If we use a learned model to predict which plans will “lead to a desired outcome,” then an expensive search seems most likely to lead to adversarial examples rather than actions that would actually influence the world. But if this difficulty were overcome, then systems based on expensive searches might have a profound influence on the world. We would have no hope of implementing a more powerful overseer, and so we would need to use some different technique to implement a very robust value function.

The most natural approach is to build an explicit model of the user’s preferences. This is the goal of IRL and other approaches to value learning, but I think it’s safe to say that we don’t yet have a clear understanding of how to do this.

Bayesian inference

If we have a distribution over possible worlds and are able to compute conditional probabilities of the form P(observation|world), then we can apply Bayes’ theorem to compute P(world|observation). We can extend this basic idea to compute conditional marginal probabilities in complex causal systems or other models.

We can throw a lot of computing power at inference, and the posterior could be more sophisticated than any aligned overseer we can construct.

In order to use inference we need to specify a probabilistic model. Once we are in the business of explicitly specifying probabilistic models it is easy for things to go awry, e.g. to inadvertently specify a prior/model which leads to confident yet unacceptable conclusions; and once the posterior is more sophisticated than any aligned agent that we could construct, its not clear that we can reliably correct an error. This would probably usually lead to inept behavior, but it could also lead to behavior which was sophisticated but unintended.

Logical deduction

Logical deduction is a powerful-if-conservative framework for deriving new beliefs from old beliefs. Logic allows me to derive beliefs like “A⇒Z” from premises like “A⇒B”, “B⇒C,” etc…

(Logical deduction is closely related to Bayesian inference and plausible mechanisms for general reasoning would presumably capture aspects of both of them.)

Logical reasoning can be much more powerful than the reasoning underlying each individual deductive step, and the conclusions can be much more sophisticated than any aligned overseer we can construct. Once again we have the situation where we may need to specify some logical premises, and be unable to effectively correct any unacceptable conclusions that follow from those premises.

For example, if we need to write down moral premises about what outcomes or actions are desirable, but we are skeptical about our own ability to correctly formalize these claims, then we may end up with a system that is able to act effectively in the world yet has a mistaken view about what what is good.

Relation to capability amplification

Capability amplification is the problem of using learned components as a building block to implement a more powerful agent, while maintaining alignment.

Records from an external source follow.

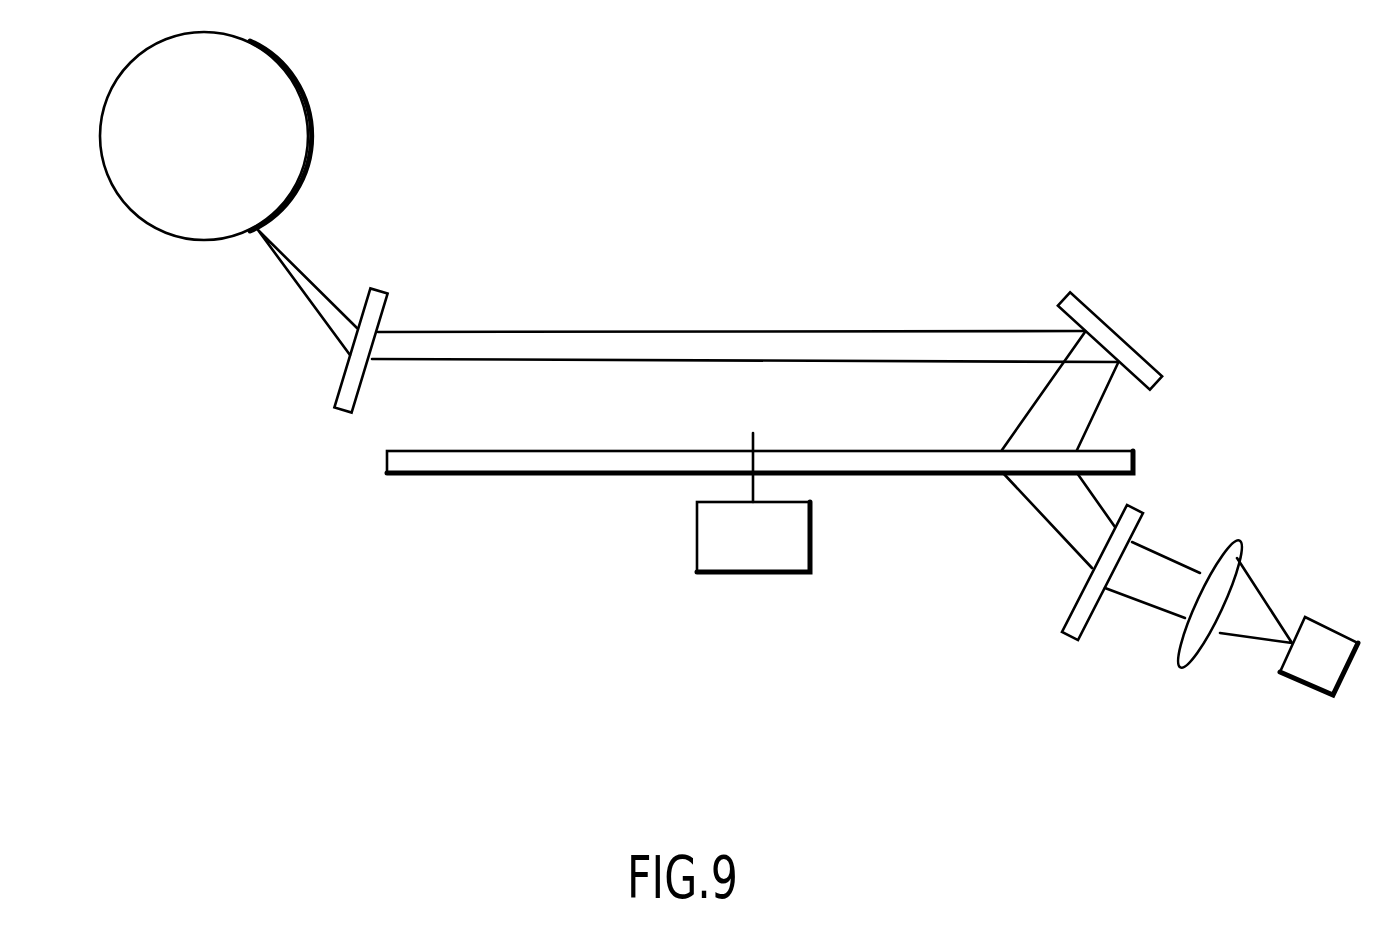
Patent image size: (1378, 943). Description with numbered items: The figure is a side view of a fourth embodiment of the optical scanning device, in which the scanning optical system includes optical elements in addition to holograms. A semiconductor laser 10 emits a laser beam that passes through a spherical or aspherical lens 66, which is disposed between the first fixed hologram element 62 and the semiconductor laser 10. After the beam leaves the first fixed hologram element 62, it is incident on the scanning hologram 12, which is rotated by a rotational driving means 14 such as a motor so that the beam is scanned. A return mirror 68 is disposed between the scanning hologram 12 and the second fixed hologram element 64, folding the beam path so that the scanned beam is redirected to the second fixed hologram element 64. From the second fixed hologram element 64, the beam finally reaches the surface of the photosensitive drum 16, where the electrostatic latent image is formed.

The semiconductor laser 10 is at (1298, 683).
The scanning hologram 12 is at (1133, 455).
The rotational driving means 14 is at (715, 547).
The photosensitive drum 16 is at (267, 80).
The first fixed hologram element 62 is at (1075, 625).
The second fixed hologram element 64 is at (378, 293).
The spherical or aspherical lens 66 is at (1185, 650).
The return mirror 68 is at (1105, 330).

In general, capability amplification seems to be substantially easier than developing safe versions of the the non-learning techniques in an AI. For example, if we have alignment-preserving versions of planning / inference / deduction, then we could directly use those techniques as our capability amplification scheme.

More generally, we could break capability amplification up into two parts:

  1. Developing safe versions of non-learning techniques.
  2. Doing capability amplification while ignoring the “maintaining alignment” requirement.

Part #2 looks much easier than part #1. So it’s likely that capability amplification will be radically easier if we can solve the rest of the alignment problem. That suggests we should put capability amplification on hold while we work on other aspects of the alignment problem, or at least we should avoid any angles of attack on capability amplification which aren’t also promising angles on the rest of the alignment problem.

Conclusion

I think that figuring out how to do learning in an aligned way is one of the most important problems in AI control. But the most powerful AI systems are not likely to be learned end-to-end, and so aligned learning is not the end of the story.